So how has Cochrane won me over? I mean, he has a number of usually fatal flaws:

1. He’s Scottish
2. He had ginger hair
3. Do I need more?

(I should probably point out now that my old man's a ginge and my cousins are Scottish. What a family, eh?)

However, the guy on whom both Captain Hornblower and Jack Aubrey (think Russell Crowe in ‘Master and Commander’) were based was a different kind of man. By the end of his life he was revered not just in Chile but also in Brazil, Peru and Greece. That’s some going for a man who made political enemies out of pretty much everyone higher-ranked than him.

Cochrane came from an aristocratic Scottish family that had fallen on hard times, mainly due to his father’s decision to give up a career that was going nowhere in both the Army and the Navy (but paid the bills) in order to become an inventor. His main invention was actually rather good- a way of water proofing wooden ships- but he failed to realise that the ship-wrights were in cahoots with the Navy and it wasn’t economically convenient to the rich families to have boats stay afloat longer than their natural life. Cochrane noted this corruption and railed against it during his entire Royal Navy and political career in Britain. For this reason, the Navy kept giving him rubbish ships to sail and sending him on far-flung missions where he was unlikely to see any action and therefore not earn any prize money.

Despite this, in just over 6 years he became famous throughout Britain for his daring recklessness that saw him single-handedly board a pirate ship, sink a Spanish frigate with 7 times the firepower and “In 1805, he captured so many Spanish treasure ships that his personal share of the prize money was £75,000”.****

However, during this period he feuded so much with his superiors that he made high-ranking enemies for life.

Due to his popularity, Cochrane decided to stand as an MP in Devon. He lost his first attempt dismally and the election ended in a mass brawl. Next time around he managed to trick the voters into believing he would pay them more than his opponent for votes and he won (such blatant vote buying was common at the time.) He didn’t pay them a penny but he had his foot in the political door.

To stop him attending parliament, Cochrane was sent off to war again.
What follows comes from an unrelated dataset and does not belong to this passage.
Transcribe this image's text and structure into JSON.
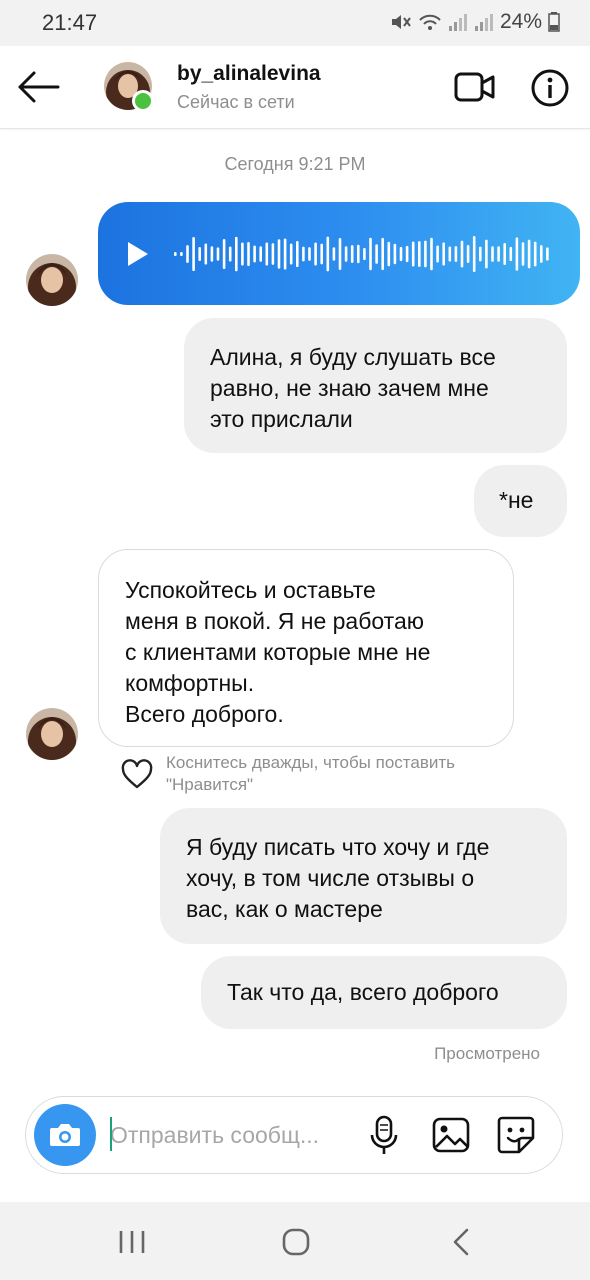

And again he managed to sink a load of enemy ships (French this time) in more risky but exciting battles and become even more popular with the public at home. Next election, he stood for Westminster, whose constituents were very partial to his anti-corruption politics. Westminster was also the most famous constituency in Britain and in the media-eye. Once elected, Cochrane sailed off to sink a few more Frenchies.

4 years later he was implicated in a City scandal that saw him jailed. It’s more than likely he was the victim of a set-up. But, never one to lead a quiet life, he escaped from his cell using the age-old method of tying a load of sheets together. He then returned to Parliament after his loyal followers paid off his fines: Cochrane was bankrupt and in desperate need of cash.

Luckily for him, a group of ‘Chileans’ sent by Bernard O’Higgins in London made him an offer: to take charge of the newly formed navy of that wannabe country. Chile was in the throws of its second attempt to kick the Spanish out. The first lasted not very long. Spanish ships stalked the Chilean coastline which made it nigh on impossible for Chile to really declare itself ‘independent’. It needed someone to oversee the navy and slap some Spanish arse and Cochrane was ideal.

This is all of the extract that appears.